Naturalmente tutte queste azioni appaiono difficili da raccontare perché si tratta di rappresentare agli interlocutori il clima creatosi nella famiglia, un clima che molto spesso è fatto solo di sguardi, di intimidazioni anche silenziose, di condizionamenti, di vessazioni e di persuasioni anche sottili ma che nel tempo, risultano devastanti della stessa autostima della parte lesa che viene indotta a credere di non valere nulla, di essere un’incapace, di non avere altra possibilità che quella di sottostare alle angherie cui viene sottoposta.

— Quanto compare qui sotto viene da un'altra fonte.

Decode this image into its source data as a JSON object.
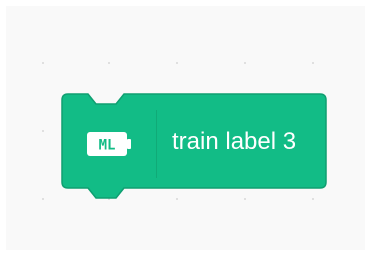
{
  "block": {
    "icon_text": "ML",
    "label": "train label 3",
    "icon": "ml-extension-icon",
    "fill_color": "#12bc86",
    "stroke_color": "#0f9f71",
    "text_color": "#ffffff"
  },
  "workspace": {
    "background_color": "#f9f9f9",
    "grid_dot_color": "#d9d9d9"
  }
}
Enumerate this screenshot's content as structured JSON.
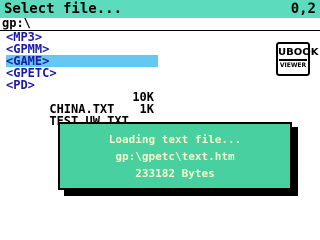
{
  "window": {
    "title": "Select file...",
    "page_indicator": "0,2"
  },
  "path": "gp:\\",
  "list": [
    {
      "name": "<MP3>",
      "type": "dir",
      "selected": false,
      "size": ""
    },
    {
      "name": "<GPMM>",
      "type": "dir",
      "selected": false,
      "size": ""
    },
    {
      "name": "<GAME>",
      "type": "dir",
      "selected": true,
      "size": ""
    },
    {
      "name": "<GPETC>",
      "type": "dir",
      "selected": false,
      "size": ""
    },
    {
      "name": "<PD>",
      "type": "dir",
      "selected": false,
      "size": ""
    },
    {
      "name": "CHINA.TXT",
      "type": "file",
      "selected": false,
      "size": "10K"
    },
    {
      "name": "TEST_UW.TXT",
      "type": "file",
      "selected": false,
      "size": "1K"
    }
  ],
  "app_icon": {
    "name": "ubook-viewer-logo",
    "text_main": "UBOOK",
    "text_sub": "VIEWER"
  },
  "dialog": {
    "line1": "Loading text file...",
    "line2": "gp:\\gpetc\\text.htm",
    "line3": "233182 Bytes"
  },
  "colors": {
    "titlebar": "#5cdcbc",
    "selection": "#64c8f0",
    "dir_text": "#1a1aa8",
    "dialog_bg": "#48d0a0",
    "dialog_text": "#f8f8c8"
  }
}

Dal punto di vista soggettivo gli ostacoli sono costituiti da un lato, dal fatto che come in tutti i reati che si consumano all’interno delle mura domestiche, mancano spesso testimoni oculari dei maltrattamenti e quindi il racconto del soggetto vittima del maltrattamento costituisce la prova principe, quando non l’unica, del reato; dall’altro dalla difficoltà di raccontare la storia che è spesso quella di una vita intera vissuta di frequente come un fallimento personale e fatta di botte, di insulti e, non di rado, di violenze sessuali.

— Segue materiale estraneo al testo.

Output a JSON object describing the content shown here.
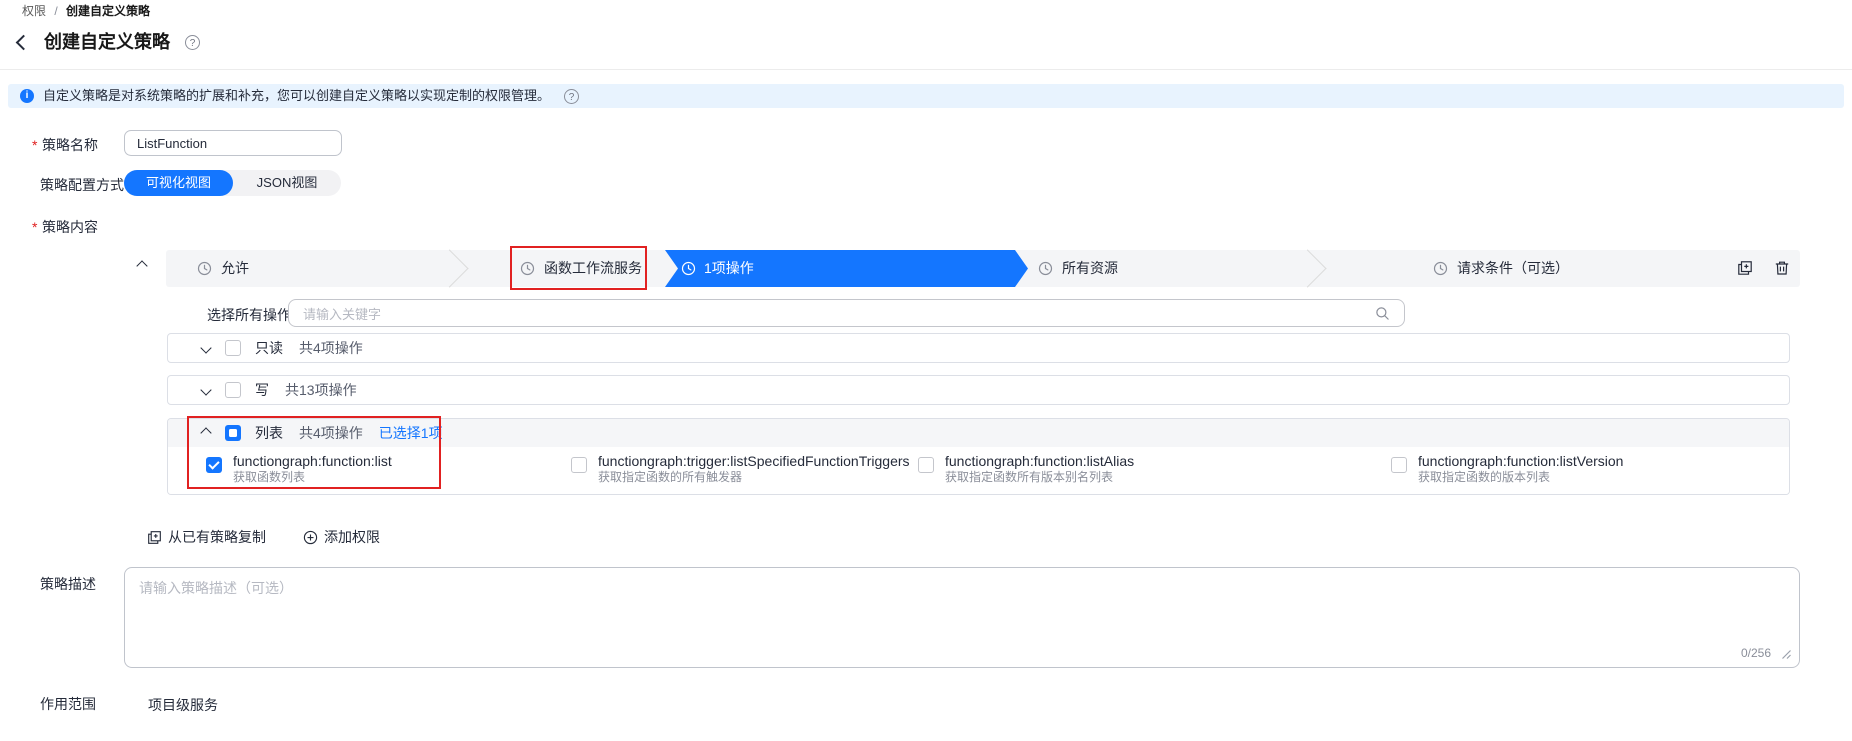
{
  "icons": {
    "help_glyph": "?",
    "info_glyph": "i",
    "required_marker": "*"
  },
  "breadcrumb": {
    "parent": "权限",
    "separator": "/",
    "current": "创建自定义策略"
  },
  "page_header": {
    "title": "创建自定义策略"
  },
  "banner": {
    "message": "自定义策略是对系统策略的扩展和补充，您可以创建自定义策略以实现定制的权限管理。"
  },
  "form": {
    "policy_name": {
      "label": "策略名称",
      "value": "ListFunction"
    },
    "config_mode": {
      "label": "策略配置方式",
      "visual_tab": "可视化视图",
      "json_tab": "JSON视图",
      "active_tab": "可视化视图"
    },
    "policy_content": {
      "label": "策略内容",
      "steps": [
        {
          "label": "允许",
          "state": "default"
        },
        {
          "label": "函数工作流服务",
          "state": "default",
          "highlighted": true
        },
        {
          "label": "1项操作",
          "state": "active"
        },
        {
          "label": "所有资源",
          "state": "default"
        },
        {
          "label": "请求条件（可选）",
          "state": "default"
        }
      ],
      "select_all_label": "选择所有操作",
      "search_placeholder": "请输入关键字",
      "groups": [
        {
          "label": "只读",
          "count": "共4项操作",
          "expanded": false,
          "checked": false
        },
        {
          "label": "写",
          "count": "共13项操作",
          "expanded": false,
          "checked": false
        },
        {
          "label": "列表",
          "count": "共4项操作",
          "selected_badge": "已选择1项",
          "expanded": true,
          "checked": "indeterminate",
          "items": [
            {
              "name": "functiongraph:function:list",
              "desc": "获取函数列表",
              "checked": true
            },
            {
              "name": "functiongraph:trigger:listSpecifiedFunctionTriggers",
              "desc": "获取指定函数的所有触发器",
              "checked": false
            },
            {
              "name": "functiongraph:function:listAlias",
              "desc": "获取指定函数所有版本别名列表",
              "checked": false
            },
            {
              "name": "functiongraph:function:listVersion",
              "desc": "获取指定函数的版本列表",
              "checked": false
            }
          ]
        }
      ],
      "copy_from_existing": "从已有策略复制",
      "add_permission": "添加权限"
    },
    "description": {
      "label": "策略描述",
      "placeholder": "请输入策略描述（可选）",
      "counter": "0/256"
    },
    "scope": {
      "label": "作用范围",
      "value": "项目级服务"
    }
  },
  "colors": {
    "accent_blue": "#1476ff",
    "highlight_red": "#e12121",
    "banner_bg": "#e8f3fe"
  }
}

Occorre poi riflettere che la trasformazione del ricordo in narrazione risulta difficile quando l’evento sperimentato dall’individuo ha un carattere traumatico.

L’evento traumatico, ha scritto SMORTI1, sconvolge le aspettative che l’individuo ha sull’evoluzione delle realtà che egli vive e sconvolge lo stesso fluire del tempo, risultando difficilmente comunicabile.

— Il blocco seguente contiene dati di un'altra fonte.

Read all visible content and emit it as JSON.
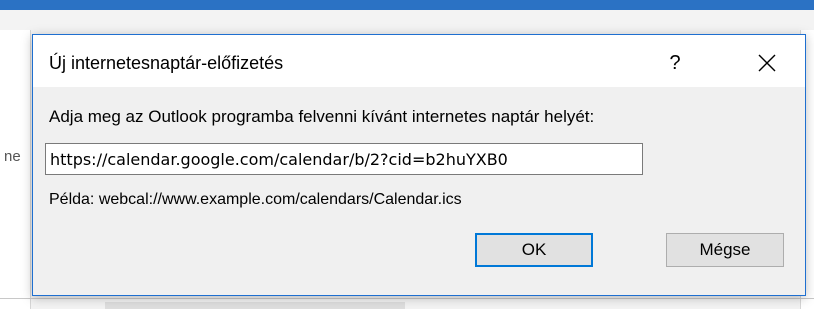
{
  "background": {
    "edge_text": "ne"
  },
  "dialog": {
    "title": "Új internetesnaptár-előfizetés",
    "help_label": "?",
    "close_icon": "close-icon",
    "prompt": "Adja meg az Outlook programba felvenni kívánt internetes naptár helyét:",
    "url_value": "https://calendar.google.com/calendar/b/2?cid=b2huYXB0",
    "example": "Példa: webcal://www.example.com/calendars/Calendar.ics",
    "ok_label": "OK",
    "cancel_label": "Mégse",
    "accent_color": "#0078d7"
  }
}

Come è stato detto da BARCLAY2, cercando di narrare un evento traumatico l’individuo percepisce quella esperienza come «indicibile».

Dunque si prospetta un duplice problema che riguarda dapprima la formazione stessa della prova testimoniale, che deve superare le difficoltà del racconto del trauma, e che le parti lese del reato di maltrattamenti in famiglia (come di altri reati che investono la sfera affettiva e strettamente personale) quasi sempre incontrano e, successivamente, la valutazione di questa prova testimoniale che, in quanto proveniente da soggetto portatore di interessi antagonistici rispetto a quelli dell’imputato, va sottoposta ad un vaglio di attendibilità intrinseca particolarmente rigoroso. In tal senso infatti si è pronunciata la Suprema Corte3.

Il problema è tanto più sentito laddove (e non di rado) la testimonianza dibattimentale è la prima che viene resa ad un magistrato e costituisce un primo impatto che avviene in ambiente certamente non favorevole, in molte occasioni in presenza del marito o compagno o, in generale del maltrattante e, comunque, in pubblico, in un’aula di udienza.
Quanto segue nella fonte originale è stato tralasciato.